My daughter is hoping—kinda—for a good old-fashioned Montreal ice storm this winter.
Good old-fashioned means, like, you know, the one that paralyzed the city at the very beginning of time in, like, you know, 1998.
Among the 20-somethings in my daughter's bo-ho neighborhood, there is apparently something akin to nostalgia for the great verglas of 15 years ago.
"It sounds like it was so much fun," she told me the other evening. "Everyone got together at each other's houses and had parties. Some guy wrote a book about how much fun it was. We need another ice storm to bring everyone together like that again."
Yes, well, it is the nature of both nostalgia and being in your twenties to turn the terrifying into a house party. The anecdotal evidence I have collected over the years leans far more to elderly people being virtual prisoners in their homes, people fearing freezing to death huddled around dead furnaces in their basements, and the mere act of venturing outside becoming an exercise in bone breaking.
In fairness, my late cousin, a lifelong Montrealer who died far too young five years ago this month, used to argue persuasively that the 1998 ice storm put an ice pick through the heart of the separatist movement. It made real to everyone, he maintained, how little language differences matter when individual and community life itself is at risk. Those who persisted afterward in promoting separatist ideology were either neurotic grudge nursers like Pauline Marois or perpetual grandpa grumpy pants like Jacques Parizeau.
Despite the appeal of that particular piece of political analysis, I remain a bit of a grandpa grumpy pants myself about the power of natural threats to forge enduring bonds of human community. Frankly, I believe that people who cannot remember the words to our national anthem lack sufficient memory to recall for more than a day what it takes for all to truly stand on guard for one another. At the best of times, much of what most of us think of as the past is but another form of packaging.

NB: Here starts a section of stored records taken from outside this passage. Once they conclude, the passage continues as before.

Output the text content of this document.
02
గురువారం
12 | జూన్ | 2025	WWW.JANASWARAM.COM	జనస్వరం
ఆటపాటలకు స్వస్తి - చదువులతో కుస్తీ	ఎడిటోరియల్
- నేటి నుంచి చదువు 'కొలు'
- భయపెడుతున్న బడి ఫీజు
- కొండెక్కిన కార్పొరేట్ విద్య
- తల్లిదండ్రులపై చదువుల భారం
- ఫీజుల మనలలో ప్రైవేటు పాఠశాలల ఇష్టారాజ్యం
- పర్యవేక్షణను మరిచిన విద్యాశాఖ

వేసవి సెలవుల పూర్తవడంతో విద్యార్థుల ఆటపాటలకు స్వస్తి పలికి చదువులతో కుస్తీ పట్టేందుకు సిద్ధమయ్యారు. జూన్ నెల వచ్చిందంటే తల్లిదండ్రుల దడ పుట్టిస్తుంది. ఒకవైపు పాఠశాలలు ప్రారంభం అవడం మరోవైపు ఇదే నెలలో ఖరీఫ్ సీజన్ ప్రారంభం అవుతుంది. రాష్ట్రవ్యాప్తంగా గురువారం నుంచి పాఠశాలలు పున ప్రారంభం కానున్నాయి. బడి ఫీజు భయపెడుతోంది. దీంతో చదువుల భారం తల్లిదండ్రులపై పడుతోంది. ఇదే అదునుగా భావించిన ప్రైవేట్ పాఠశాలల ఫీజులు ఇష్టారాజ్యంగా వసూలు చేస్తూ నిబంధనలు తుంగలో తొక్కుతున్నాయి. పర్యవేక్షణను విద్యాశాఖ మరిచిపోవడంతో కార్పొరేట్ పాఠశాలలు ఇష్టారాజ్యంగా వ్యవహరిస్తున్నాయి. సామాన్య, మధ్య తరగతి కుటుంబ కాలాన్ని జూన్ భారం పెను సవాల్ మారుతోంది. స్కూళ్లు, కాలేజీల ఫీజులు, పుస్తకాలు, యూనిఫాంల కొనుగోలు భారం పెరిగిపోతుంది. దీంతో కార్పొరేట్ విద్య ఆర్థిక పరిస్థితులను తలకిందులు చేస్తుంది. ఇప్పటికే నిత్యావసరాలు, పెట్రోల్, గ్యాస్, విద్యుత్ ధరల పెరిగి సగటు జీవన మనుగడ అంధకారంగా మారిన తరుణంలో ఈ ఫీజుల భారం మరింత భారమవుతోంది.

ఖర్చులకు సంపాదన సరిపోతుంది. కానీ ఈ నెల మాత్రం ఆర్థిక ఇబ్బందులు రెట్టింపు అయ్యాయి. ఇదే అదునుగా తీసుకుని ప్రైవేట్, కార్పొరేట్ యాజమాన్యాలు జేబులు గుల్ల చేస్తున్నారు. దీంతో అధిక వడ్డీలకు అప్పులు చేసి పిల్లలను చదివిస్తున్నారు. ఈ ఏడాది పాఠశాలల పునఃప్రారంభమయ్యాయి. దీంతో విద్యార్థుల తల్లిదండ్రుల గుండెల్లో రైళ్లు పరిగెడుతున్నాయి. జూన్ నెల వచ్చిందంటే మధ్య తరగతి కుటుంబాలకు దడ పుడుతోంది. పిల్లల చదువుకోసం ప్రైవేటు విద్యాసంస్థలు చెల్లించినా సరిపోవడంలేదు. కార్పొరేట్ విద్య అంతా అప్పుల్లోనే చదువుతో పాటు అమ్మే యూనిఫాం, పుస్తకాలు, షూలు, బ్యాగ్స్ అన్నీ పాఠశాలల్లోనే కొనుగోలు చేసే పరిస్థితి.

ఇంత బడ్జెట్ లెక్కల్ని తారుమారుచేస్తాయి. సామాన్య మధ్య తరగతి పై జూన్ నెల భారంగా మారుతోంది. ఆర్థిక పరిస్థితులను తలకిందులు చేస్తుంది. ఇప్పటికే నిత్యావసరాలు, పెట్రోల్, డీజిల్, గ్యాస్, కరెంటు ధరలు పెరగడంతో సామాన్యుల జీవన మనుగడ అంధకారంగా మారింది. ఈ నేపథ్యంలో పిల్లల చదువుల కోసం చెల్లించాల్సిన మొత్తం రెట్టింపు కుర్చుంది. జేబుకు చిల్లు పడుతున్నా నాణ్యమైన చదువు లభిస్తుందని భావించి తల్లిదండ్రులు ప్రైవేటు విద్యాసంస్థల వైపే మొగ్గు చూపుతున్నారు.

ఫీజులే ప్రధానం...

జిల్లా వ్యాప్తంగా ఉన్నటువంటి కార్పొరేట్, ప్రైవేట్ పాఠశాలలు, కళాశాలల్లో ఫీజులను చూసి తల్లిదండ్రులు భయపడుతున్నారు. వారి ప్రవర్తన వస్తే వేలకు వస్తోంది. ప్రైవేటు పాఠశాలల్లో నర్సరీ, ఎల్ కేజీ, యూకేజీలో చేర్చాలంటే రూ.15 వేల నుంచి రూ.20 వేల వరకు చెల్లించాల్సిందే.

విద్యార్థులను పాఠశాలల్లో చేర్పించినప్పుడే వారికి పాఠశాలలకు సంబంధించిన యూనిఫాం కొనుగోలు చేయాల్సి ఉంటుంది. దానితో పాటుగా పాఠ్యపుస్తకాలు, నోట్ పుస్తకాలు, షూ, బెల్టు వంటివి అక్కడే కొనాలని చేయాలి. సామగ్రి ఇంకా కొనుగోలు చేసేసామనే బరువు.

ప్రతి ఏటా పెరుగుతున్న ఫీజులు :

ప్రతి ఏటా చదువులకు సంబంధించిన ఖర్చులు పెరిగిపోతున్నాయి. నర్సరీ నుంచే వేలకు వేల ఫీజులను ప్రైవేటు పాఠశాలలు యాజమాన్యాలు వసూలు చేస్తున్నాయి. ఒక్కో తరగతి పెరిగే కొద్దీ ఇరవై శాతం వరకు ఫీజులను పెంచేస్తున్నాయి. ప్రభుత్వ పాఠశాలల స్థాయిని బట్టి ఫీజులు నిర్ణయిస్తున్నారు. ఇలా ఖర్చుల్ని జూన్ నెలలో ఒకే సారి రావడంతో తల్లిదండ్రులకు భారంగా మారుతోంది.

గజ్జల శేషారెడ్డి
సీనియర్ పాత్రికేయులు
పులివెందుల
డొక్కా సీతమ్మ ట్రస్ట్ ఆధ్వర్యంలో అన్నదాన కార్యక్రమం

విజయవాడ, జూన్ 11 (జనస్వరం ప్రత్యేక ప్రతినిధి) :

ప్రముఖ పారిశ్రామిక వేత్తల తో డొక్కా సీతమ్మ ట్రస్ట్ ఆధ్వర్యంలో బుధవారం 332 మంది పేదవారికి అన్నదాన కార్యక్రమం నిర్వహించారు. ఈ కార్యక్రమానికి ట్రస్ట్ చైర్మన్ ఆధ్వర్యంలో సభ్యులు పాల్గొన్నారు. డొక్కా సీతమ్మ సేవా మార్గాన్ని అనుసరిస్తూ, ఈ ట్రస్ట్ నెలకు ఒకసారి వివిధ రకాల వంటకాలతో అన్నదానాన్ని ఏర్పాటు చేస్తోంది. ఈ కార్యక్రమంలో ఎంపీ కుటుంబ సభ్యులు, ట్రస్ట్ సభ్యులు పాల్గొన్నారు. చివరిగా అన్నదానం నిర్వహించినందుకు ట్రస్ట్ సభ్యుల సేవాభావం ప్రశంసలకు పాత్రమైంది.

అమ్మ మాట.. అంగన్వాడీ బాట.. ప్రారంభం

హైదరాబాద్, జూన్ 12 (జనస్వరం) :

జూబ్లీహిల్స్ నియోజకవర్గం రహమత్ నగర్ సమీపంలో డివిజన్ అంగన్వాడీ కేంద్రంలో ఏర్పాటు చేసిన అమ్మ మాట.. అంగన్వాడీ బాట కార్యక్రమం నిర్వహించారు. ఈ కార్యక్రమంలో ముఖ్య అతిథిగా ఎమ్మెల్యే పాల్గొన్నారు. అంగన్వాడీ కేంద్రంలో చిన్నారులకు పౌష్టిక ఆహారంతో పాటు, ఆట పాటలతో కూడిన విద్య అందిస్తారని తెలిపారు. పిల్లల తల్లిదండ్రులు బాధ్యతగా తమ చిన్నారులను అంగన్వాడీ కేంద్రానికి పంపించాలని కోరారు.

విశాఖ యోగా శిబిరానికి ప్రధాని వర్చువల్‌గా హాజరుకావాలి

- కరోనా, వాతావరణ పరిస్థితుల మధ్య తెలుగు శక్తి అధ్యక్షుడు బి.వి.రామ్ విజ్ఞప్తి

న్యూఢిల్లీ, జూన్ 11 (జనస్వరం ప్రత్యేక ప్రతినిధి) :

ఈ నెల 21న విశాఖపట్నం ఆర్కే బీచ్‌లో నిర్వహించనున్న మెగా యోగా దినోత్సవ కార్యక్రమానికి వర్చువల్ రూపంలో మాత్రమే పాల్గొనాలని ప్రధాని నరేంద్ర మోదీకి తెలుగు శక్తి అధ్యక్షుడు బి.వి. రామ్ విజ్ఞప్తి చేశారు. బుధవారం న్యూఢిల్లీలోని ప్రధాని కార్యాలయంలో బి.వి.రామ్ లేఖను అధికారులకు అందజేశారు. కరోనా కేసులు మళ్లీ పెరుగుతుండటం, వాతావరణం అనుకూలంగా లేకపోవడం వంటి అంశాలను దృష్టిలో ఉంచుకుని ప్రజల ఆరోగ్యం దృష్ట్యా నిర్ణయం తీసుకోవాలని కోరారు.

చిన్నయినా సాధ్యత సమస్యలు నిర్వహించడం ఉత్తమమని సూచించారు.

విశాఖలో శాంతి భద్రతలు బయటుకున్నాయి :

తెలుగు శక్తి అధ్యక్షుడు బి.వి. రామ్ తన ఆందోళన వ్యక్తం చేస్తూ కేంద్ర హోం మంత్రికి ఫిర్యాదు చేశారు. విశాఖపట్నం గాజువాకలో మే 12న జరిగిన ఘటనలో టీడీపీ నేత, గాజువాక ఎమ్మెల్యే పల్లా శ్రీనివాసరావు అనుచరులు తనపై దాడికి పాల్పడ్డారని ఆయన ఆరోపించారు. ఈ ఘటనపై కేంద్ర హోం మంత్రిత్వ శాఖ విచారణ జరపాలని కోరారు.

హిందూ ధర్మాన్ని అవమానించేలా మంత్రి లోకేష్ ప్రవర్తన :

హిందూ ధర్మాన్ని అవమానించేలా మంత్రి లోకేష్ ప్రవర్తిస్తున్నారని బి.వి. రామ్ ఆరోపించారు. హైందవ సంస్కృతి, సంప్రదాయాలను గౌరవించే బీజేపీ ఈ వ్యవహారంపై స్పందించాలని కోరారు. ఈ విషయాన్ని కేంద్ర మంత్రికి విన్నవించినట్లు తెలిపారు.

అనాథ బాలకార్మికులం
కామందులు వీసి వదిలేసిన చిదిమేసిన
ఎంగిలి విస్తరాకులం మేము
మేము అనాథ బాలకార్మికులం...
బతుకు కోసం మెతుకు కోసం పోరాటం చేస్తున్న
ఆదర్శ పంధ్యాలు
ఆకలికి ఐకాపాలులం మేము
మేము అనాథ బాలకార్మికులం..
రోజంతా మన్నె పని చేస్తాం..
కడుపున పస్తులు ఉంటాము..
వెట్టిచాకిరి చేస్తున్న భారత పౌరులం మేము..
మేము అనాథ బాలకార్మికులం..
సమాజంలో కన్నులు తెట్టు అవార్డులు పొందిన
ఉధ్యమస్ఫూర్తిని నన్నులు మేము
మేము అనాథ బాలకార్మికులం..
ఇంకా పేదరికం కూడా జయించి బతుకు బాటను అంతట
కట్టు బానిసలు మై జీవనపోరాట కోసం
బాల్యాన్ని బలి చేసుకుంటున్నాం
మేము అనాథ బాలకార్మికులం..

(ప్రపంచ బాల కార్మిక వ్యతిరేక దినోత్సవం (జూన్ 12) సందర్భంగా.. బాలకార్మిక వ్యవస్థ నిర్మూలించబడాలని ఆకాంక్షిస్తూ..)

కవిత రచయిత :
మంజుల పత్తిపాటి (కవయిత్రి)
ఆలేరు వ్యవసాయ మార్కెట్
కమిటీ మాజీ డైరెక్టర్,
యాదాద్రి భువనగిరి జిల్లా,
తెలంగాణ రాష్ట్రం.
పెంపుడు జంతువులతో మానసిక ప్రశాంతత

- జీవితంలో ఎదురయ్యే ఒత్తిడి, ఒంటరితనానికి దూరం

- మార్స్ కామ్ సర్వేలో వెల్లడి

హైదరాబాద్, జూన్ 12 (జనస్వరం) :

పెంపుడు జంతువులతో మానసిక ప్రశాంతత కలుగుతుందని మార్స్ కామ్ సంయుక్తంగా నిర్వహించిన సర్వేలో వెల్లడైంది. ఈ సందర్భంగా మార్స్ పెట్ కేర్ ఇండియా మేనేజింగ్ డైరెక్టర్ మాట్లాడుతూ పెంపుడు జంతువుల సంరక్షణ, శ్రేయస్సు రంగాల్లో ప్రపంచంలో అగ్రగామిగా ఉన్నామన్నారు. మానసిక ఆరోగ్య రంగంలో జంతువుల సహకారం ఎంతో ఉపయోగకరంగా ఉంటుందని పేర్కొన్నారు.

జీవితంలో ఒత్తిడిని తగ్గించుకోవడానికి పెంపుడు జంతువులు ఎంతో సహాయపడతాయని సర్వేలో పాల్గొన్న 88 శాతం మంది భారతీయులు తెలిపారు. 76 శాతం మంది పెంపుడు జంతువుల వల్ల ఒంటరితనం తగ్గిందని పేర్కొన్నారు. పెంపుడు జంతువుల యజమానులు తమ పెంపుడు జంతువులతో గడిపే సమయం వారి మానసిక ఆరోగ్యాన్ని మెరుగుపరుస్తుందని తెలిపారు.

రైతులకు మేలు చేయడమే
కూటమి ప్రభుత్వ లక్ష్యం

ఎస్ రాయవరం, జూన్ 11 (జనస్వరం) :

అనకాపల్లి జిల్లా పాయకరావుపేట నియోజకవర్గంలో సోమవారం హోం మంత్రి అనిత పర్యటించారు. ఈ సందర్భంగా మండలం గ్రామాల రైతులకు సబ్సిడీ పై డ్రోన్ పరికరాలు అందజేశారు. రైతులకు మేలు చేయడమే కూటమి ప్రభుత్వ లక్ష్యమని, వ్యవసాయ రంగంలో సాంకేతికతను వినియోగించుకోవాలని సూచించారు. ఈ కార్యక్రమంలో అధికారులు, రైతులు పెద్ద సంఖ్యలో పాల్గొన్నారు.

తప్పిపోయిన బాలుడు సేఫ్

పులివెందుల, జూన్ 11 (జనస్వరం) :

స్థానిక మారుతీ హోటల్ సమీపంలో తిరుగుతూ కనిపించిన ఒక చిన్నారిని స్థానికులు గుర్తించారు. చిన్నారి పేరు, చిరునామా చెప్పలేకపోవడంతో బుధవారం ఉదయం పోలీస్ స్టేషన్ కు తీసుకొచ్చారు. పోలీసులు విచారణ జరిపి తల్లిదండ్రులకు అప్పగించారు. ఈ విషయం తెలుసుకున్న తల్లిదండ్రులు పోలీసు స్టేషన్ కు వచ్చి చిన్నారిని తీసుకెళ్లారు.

Yes, yes, I know. The Battle of Britain was England's finest hour. The Defense of Stalingrad shaped the soul of a nascent—if short-lived—super power. Thank you, Mr. World Historical Hegelian.
The reality, of course, is that only a miniscule minority of humanity has ever existed for any time at all in the world historical realm. The rest of us live in ordinary houses in plain Jane neighborhoods where things going wrong on our street are either a) a major pain in the chops or b) a source of worry about who will find us after we freeze to death in our stained pajamas and worn out slippers.
This past weekend, for example, our street was without power from Friday night until Sunday evening when a windstorm blew a tree across a transmission line, touching off the fireball in the video below. Momentarily, I allowed myself to sentimentally imagine we had returned to a simpler time when families gathered happily around the roaring hearth to enjoy each other's company and exchange Oscar Wildean witticisms about the reportage in the public prints. Cold water poured down almost instantaneously.
Watch the fireball footage from CJAD 800 News (warning: language).
Minus heat, light, electricity and hot water, we were reduced by Sunday to huddling around the gas fireplace wondering if the ripe aroma arising was unwashed armpits or Polish sausages going rotten in the defunct refrigerator. There was nothing fun, romantic, charming, character building or party-worthy about it.
On the contrary, it became increasingly irritating to flip on light switches out of habit and have nothing happen. Watching the NFL on my 52-inch flat screen was out of the question. So was finishing season three of my beloved "Breaking Bad" DVD set. E-mail was impossible after my iPhone died. I couldn't listen to my music stored in iTunes or get my photographs off the hard drive to work on them in Photoshop. At the end of the day, who wanted to go out for dinner smelling like sausages?
If that sounds like whining, it is. Inconvenience delivers whining the way overloaded take-out places deliver cold pizza: it's what we get soon after things go wrong.
It's also precisely what we forget the instant things are put right again, and why we happily buy the myth that a little urban hardship is good for us. Nostalgia can make even an ice storm seem warm and snuggly. The reality is that breakdowns of urban infrastructure are dangerous at worst and boring at best.
We live in the best time in human history in terms of pure creature comforts. Let us celebrate them, and leave yesterday's storms in the darkness of the past where they properly belong.